The proposal, once enforced, would allow politicians that become parents to cast votes while caring for their child at home.
British politicians have voted Thursday to introduce ‘baby leave’: a proxy voting system that would allow Members of Parliament (MPs) that are new parents to nominate another MP to vote on their behalf.
It comes as part of a drive to modernise Parliament.
Labour and Conservative members Harriet Harman and Maria Miller proposed the system to allow MPs who have had a baby or adopted a child to vote on policy while caring for their infant at home.
In a briefing note, they said: “We set rules for people outside the house to take maternity, paternity and shared parental leave, and yet we ourselves have no system.”
The proposal faced no opposition and was passed by acclamation on Thursday.
It will now be examined by a Parliament committee as to how it will be implemented.
While debating the proposal in the House of Commons, Harman said she was inspired by changing attitudes among male members.
“Having talked to colleagues in all parts of the House, I know that fathers feel as strongly as mothers about this issue,” she told the House.
“That is a real change. It is really gratifying to me to see younger men who are determined to be not only excellent Members of this House but sharing parents and responsible fathers who do not see their baby just as their wife’s business.
“Most wives now work, and their husbands in this House want to support them in that.”
But reservations about the concept of proxy voting in the Commons were also raised, as members typically vote in person.

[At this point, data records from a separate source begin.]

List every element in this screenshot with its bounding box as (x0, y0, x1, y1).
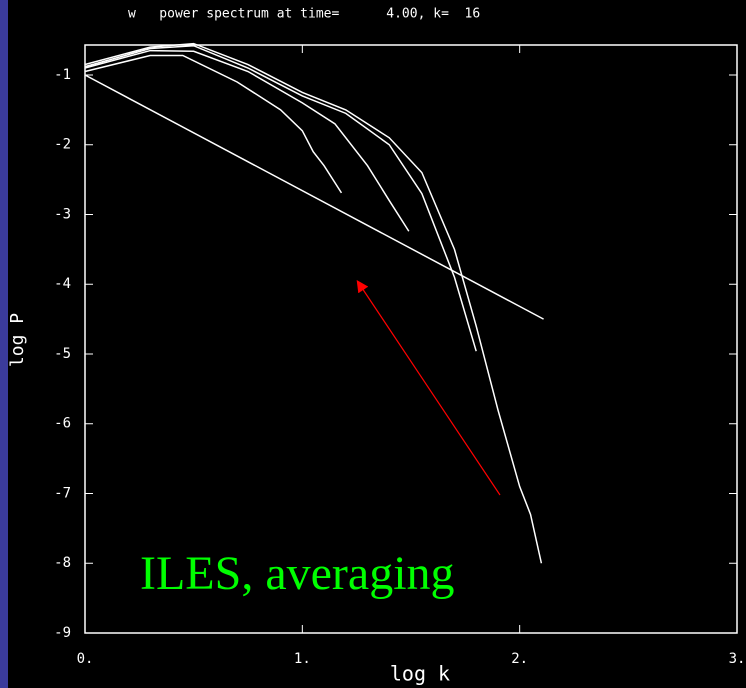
spectrum-line (84, 42, 543, 564)
spectrum-line (84, 54, 343, 194)
arrow (356, 280, 501, 496)
x-tick-label: 0. (77, 651, 94, 667)
y-tick-label: -7 (54, 485, 71, 501)
annotation: ILES, averaging (140, 547, 455, 600)
y-tick-label: -5 (54, 346, 71, 362)
y-tick-label: -9 (54, 625, 71, 641)
x-tick-label: 2. (511, 651, 528, 667)
spectrum-line (84, 44, 477, 352)
spectrum-line (84, 74, 544, 320)
y-axis-label: log P (7, 313, 28, 367)
spectrum-line (84, 49, 410, 232)
plot-background (8, 0, 746, 688)
y-tick-label: -2 (54, 137, 71, 153)
y-tick-label: -8 (54, 555, 71, 571)
y-tick-label: -4 (54, 276, 71, 292)
y-tick-label: -6 (54, 416, 71, 432)
x-tick-label: 3. (729, 651, 746, 667)
chart-title: w power spectrum at time= 4.00, k= 16 (128, 7, 480, 22)
x-tick-label: 1. (294, 651, 311, 667)
plot-frame (84, 44, 738, 634)
x-axis-label: log k (390, 662, 450, 686)
y-tick-label: -1 (54, 67, 71, 83)
y-tick-label: -3 (54, 206, 71, 222)
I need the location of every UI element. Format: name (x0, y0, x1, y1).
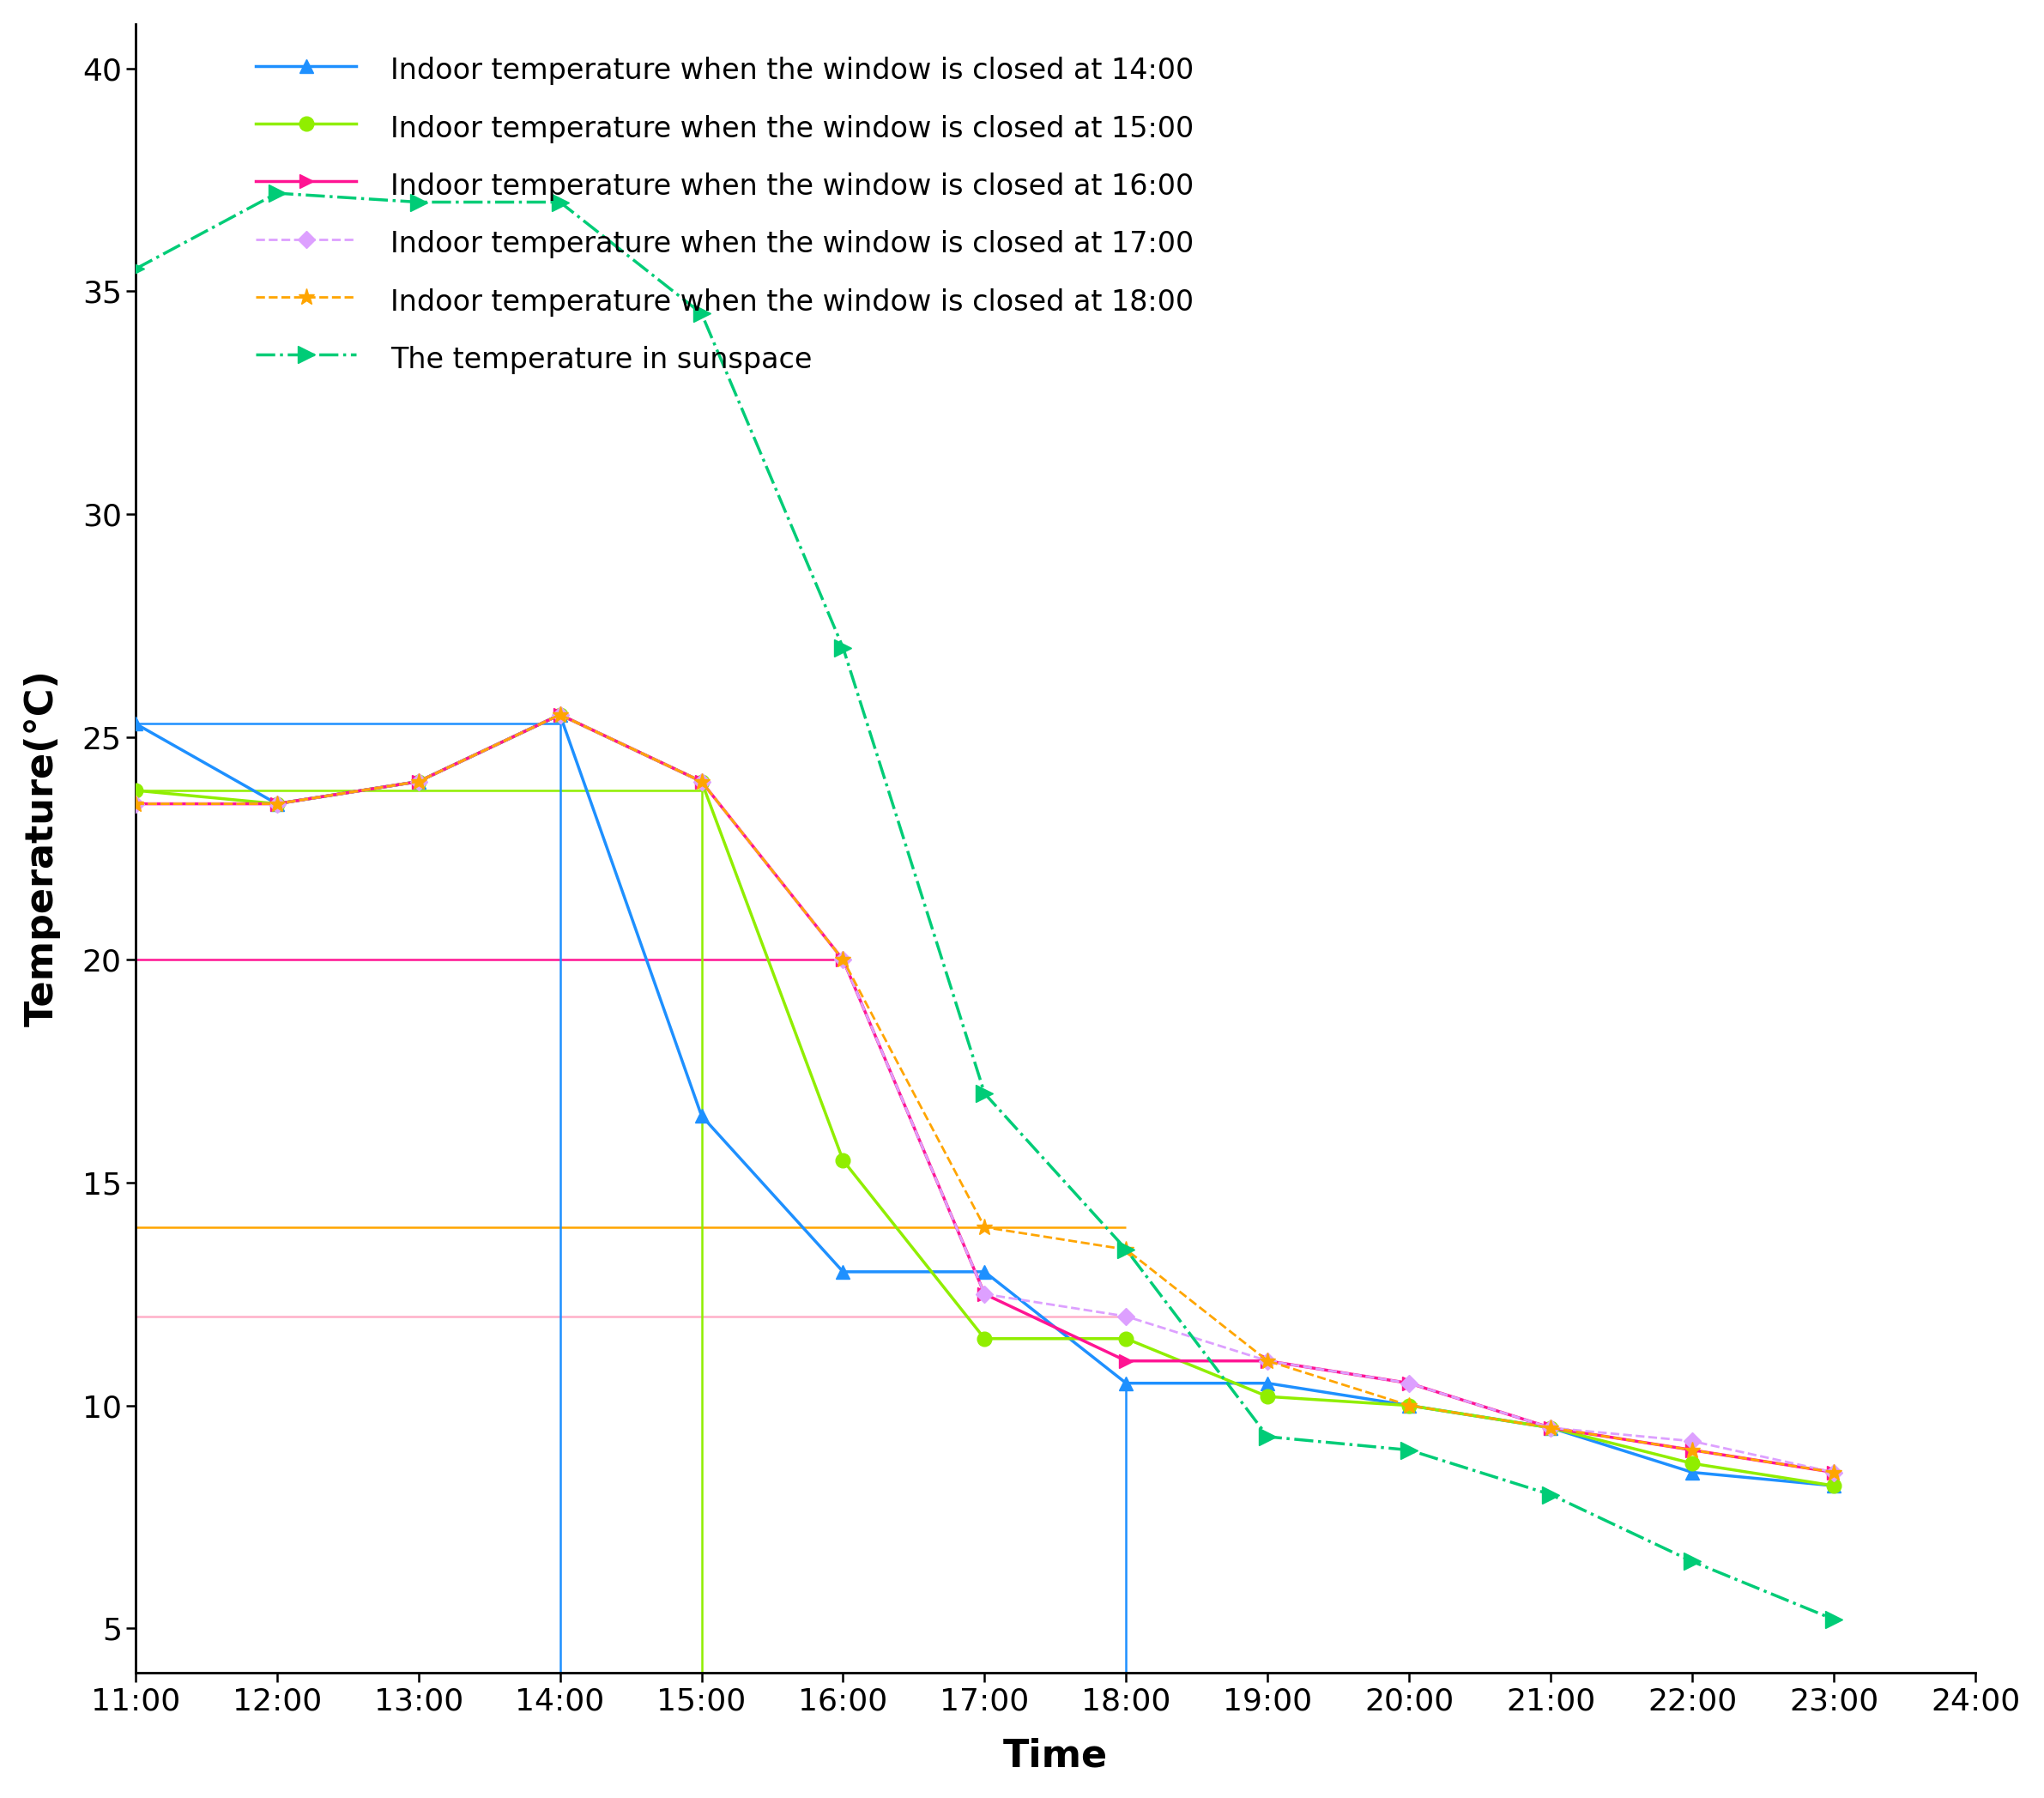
Legend: Indoor temperature when the window is closed at 14:00, Indoor temperature when t: Indoor temperature when the window is cl… (241, 38, 1208, 390)
Y-axis label: Temperature(°C): Temperature(°C) (25, 671, 61, 1027)
X-axis label: Time: Time (1004, 1737, 1108, 1775)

“Members of Parliament are elected by their constituencies as individuals, so it is implied upon their election that their votes cannot be transferred to another MP,” said Conservative member Andrea Leadsom, adding: “The appointment of a proxy voter could be perceived as a reduction of personal accountability.”
At present, MPs who want to spend more time with their newborns can arrange to be “paired” with an MP from an opposing party who agrees to abstain from voting. But pairings would not usually apply to critical votes, such as no-confidence motions.